Так что я очень скоро уверил себя, что в любви, которой прониклась ко мне царская дочь Мелхола, нет ничего странного. К кому же ей было еще проникаться? Разве кожа моя не белее молока и не краше коралла? Где она лучше-то найдет? Вследствие прирожденной склонности тщеславного мужчины к самообману, мне вскоре стало представляться вполне разумным, что и Саул нарадоваться не может перспективе моей женитьбы на дочери его — отчего он и готов всячески упростить решение вопроса насчет платы, которую я обязан за нее внести. Мне даже в голову не пришло, что Саул мог углядеть в амурных планах дочери возможность расставить мне западню, посредством которой он добьется-таки моей погибели от руки филистимской.
— Но царь недоволен? — спросил я, едва услышав, что Мелхола любит меня.
— Царь желает, чтобы ты стал его зятем, — коротко ответил Авенир. Я только потом сообразил, что он ухитрился ответить не на заданный мною вопрос, а на какой-то другой. С Авениром у меня всегда были сложности.
— А мне казалось, что он меня недолюбливает, — робко сказал я.
— Ты в его в списке самый первый.
— Но кто я? — возразил я с приличествующей случаю скромностью, — и что род отца моего в Израиле, чтобы мне быть зятем царя? Я человек незначительный.
— Только не для него.
— Значит, я ему нравлюсь?
— Когда ты выходишь сражаться с филистимлянами, — напомнил Авенир, вновь искусно уходя от прямого ответа, — ты убиваешь их убийствами многими, и они бегут от тебя.
— Разве царь это замечает?
— А разве море соленое?
— Он ни разу не сказал ни слова мне в похвалу.
— Ну, ты же знаешь, какой он сдержанный.
— Временами мне кажется, будто он опасается, что я задумал нечто недоброе, — смущенно поежился я.
— Разве есть лучший способ развеять эти страхи, чем войти в семью и стать своим человеком?
— А это и вправду поможет?
— По-моему, должно.
— С другой стороны, разве царю откажешь? — риторически осведомился я.
— Разве есть у быка титьки?
— Ревет ли дикий осел на траве?
— Слушай, Давид, мы с тобой целый день будем таким манером беседовать? — Авенир никогда моей особой очарован особенно не был.
— Я человек небогатый, — честно предупредил я его, переходя к самой сути дела. — Денег нет, земли нет.
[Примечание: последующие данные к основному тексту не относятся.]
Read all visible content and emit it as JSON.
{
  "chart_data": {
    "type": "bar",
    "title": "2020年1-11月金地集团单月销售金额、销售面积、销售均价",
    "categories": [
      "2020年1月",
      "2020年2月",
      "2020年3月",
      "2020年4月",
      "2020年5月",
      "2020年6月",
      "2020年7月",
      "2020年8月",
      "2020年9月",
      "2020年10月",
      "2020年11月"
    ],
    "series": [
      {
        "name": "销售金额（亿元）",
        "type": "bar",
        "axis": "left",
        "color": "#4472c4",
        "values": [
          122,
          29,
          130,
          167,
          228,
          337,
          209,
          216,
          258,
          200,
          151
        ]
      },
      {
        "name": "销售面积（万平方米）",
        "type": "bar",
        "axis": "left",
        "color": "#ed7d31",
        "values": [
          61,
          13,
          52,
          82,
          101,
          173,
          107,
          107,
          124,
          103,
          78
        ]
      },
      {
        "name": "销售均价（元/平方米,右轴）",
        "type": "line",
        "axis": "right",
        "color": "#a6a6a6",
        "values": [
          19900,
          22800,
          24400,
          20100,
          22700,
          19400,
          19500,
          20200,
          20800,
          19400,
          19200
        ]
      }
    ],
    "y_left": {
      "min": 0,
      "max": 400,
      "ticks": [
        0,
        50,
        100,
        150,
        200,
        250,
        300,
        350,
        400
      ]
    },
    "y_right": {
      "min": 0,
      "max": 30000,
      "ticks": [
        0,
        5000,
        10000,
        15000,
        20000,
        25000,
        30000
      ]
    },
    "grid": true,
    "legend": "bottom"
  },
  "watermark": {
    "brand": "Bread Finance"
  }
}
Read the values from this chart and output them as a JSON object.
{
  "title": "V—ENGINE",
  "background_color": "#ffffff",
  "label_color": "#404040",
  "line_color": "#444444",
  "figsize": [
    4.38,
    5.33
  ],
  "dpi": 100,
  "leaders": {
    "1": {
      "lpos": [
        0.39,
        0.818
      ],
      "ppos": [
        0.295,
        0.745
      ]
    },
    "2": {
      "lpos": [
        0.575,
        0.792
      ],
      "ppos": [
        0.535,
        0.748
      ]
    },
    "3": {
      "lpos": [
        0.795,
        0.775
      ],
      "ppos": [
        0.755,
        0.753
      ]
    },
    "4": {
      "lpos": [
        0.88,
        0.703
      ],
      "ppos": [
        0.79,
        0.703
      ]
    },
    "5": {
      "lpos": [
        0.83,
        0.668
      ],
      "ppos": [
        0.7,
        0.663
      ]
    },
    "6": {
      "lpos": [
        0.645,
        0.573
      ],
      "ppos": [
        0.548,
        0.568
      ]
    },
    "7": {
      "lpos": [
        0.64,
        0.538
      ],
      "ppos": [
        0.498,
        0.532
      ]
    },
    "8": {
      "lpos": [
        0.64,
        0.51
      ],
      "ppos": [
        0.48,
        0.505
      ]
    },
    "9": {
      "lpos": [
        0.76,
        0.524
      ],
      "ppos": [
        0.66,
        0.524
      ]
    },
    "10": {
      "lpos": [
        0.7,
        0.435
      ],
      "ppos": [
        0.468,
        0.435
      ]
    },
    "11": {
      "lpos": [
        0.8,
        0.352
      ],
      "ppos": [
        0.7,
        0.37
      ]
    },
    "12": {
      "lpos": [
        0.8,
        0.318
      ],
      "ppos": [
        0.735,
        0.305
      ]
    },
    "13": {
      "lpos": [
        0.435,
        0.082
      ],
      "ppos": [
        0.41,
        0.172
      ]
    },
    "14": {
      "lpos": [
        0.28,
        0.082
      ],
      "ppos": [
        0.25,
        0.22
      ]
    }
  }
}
Даже те несколько несчастных овец, которых я пас в глуши, были не мои, а отца моего Иессея.
Авенир, откровенно забавляясь, ответил:
— Разве царь нуждается в деньгах? По-твоему, Саул ночей не спит, размышляя, как бы ему разжиться землицей и овцами?
— А разве пески пустыни из серебра деланы? — нашелся я.
— Или травы лесные из золота? — подхватил Авенир с флегматичностью, которая мне всегда казалась загадочной. — Саул — царь, сколько ему понадобится денег, земли и скота, столько он и получит. Нет, он не хочет такого вена за дочь свою. Ему нужен знак, вещественный символ чистосердечной привязанности.